I hear often that it is hard to practice/demo voice related configurations with GNS3. This is only partially true.
It is correct that GNS3 cannot substitute Multiservice routers like 28xx etc because the DSP resources cannot be emulated. For using T1/E1 or FXS/FXO connections you need the real hardware interfaces and of course another PBX/router interface to connect your T1 to. If you have a double T1 you could use a T1 x-over to let the router do both ends.
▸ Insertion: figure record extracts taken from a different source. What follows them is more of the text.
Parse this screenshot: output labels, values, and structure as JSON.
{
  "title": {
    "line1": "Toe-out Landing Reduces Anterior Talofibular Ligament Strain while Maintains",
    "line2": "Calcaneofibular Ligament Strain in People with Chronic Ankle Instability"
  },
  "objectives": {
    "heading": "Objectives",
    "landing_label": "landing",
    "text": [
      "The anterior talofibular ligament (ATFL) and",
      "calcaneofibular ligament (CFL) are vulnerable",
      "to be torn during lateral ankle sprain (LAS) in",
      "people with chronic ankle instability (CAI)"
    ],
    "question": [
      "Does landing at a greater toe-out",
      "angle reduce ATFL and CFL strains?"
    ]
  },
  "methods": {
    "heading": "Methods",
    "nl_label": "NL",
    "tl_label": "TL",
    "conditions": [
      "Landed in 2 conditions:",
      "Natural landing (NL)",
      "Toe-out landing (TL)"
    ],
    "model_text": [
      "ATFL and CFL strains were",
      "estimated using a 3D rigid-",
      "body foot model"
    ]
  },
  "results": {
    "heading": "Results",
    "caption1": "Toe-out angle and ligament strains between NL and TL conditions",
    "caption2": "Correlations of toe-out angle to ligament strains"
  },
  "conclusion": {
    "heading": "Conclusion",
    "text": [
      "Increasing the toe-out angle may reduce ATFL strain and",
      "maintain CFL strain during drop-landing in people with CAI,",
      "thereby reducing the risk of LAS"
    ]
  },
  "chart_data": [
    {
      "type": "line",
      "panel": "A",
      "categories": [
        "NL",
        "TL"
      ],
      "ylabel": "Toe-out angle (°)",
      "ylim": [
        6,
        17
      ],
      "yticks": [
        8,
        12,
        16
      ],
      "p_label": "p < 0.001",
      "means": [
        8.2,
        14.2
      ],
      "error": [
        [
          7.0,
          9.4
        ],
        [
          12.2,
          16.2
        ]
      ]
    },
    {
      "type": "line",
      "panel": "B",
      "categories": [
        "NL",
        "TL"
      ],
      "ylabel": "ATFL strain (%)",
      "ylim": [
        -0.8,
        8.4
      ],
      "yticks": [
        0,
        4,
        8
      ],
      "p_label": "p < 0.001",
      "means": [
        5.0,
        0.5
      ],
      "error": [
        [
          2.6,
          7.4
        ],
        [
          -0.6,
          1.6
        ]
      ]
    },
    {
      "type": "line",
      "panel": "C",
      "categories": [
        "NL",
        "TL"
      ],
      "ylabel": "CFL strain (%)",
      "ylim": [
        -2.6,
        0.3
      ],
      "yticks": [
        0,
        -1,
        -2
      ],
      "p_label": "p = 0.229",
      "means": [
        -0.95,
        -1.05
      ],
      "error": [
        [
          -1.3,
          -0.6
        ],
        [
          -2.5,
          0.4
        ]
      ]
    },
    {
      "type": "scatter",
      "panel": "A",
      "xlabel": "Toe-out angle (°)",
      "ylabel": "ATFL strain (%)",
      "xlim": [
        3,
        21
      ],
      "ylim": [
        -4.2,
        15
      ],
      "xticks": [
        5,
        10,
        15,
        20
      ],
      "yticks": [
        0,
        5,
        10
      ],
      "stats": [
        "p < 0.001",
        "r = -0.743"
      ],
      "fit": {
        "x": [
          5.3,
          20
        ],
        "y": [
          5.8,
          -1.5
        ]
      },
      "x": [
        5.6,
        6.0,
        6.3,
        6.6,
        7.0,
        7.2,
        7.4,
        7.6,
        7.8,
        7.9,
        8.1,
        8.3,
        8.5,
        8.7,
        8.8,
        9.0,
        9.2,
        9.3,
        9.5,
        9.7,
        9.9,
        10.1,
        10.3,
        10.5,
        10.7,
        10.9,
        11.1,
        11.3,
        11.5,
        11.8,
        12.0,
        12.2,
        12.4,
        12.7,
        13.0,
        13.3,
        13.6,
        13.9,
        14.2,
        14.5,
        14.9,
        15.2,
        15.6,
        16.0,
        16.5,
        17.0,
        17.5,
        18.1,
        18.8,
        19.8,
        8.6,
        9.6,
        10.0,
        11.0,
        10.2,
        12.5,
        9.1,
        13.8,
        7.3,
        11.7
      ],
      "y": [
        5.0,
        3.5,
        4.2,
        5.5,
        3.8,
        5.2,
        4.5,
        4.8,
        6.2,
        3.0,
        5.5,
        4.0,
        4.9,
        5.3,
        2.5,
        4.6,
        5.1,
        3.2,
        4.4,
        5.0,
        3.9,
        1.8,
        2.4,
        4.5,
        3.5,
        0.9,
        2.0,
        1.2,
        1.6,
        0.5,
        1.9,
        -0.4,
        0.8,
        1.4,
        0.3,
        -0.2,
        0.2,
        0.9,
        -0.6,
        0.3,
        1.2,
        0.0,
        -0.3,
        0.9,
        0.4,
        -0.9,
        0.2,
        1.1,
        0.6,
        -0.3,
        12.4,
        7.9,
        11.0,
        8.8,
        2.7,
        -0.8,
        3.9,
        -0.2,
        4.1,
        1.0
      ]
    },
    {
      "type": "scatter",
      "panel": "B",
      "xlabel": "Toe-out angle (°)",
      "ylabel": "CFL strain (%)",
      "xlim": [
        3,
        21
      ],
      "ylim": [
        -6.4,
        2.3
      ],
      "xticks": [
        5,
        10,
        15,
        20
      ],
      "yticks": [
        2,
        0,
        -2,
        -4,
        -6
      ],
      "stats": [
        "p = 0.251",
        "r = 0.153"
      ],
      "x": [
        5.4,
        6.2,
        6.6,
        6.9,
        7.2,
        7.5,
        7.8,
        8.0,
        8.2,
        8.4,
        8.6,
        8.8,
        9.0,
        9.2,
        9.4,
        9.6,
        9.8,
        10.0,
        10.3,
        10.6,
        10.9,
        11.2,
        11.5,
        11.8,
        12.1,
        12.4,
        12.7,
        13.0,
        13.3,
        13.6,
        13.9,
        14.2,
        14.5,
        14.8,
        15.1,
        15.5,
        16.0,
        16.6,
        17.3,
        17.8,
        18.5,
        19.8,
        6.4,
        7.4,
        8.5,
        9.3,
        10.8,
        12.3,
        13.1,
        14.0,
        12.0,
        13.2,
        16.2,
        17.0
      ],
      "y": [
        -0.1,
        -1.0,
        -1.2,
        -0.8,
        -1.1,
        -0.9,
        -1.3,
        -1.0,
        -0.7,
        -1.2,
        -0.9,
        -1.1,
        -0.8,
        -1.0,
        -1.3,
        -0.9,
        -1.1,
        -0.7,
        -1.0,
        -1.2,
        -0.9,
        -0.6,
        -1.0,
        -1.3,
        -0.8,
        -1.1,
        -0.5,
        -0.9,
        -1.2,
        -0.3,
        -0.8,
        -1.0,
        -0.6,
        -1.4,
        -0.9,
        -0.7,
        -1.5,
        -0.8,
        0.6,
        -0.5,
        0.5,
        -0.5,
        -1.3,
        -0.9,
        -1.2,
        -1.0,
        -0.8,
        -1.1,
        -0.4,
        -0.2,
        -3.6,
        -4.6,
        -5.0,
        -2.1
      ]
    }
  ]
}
For all other configurations like Dial-peers, translation patterns, SIP-UA configurations, CME, ephone registrations, CUBE etc, GNS3 can do the job. Just an example from my own lab: I have several accounts at SIP-Providers in US and Europe to use with a standard sip-phone like X-Lite. The router can log in this SIP-account and let CME or UCM handle the call. Via this way I provide a local german PSTN-number for my german friends which makes my phones in Minnesota ring. The thing has of course a downside… they keep forgetting that I am 7h behind, but for this purpose Unity will take the call.
Where is GNS3 now coming into the ballpark? For each router you can specify only one SIP-registrar server, but I like to have all my SIP-accounts registered at the same time to route calls between them. GNS3 can now run the virtual routers, one for each SIP-provider, register your PSTN-numbers and UCM/CME can do the call handling.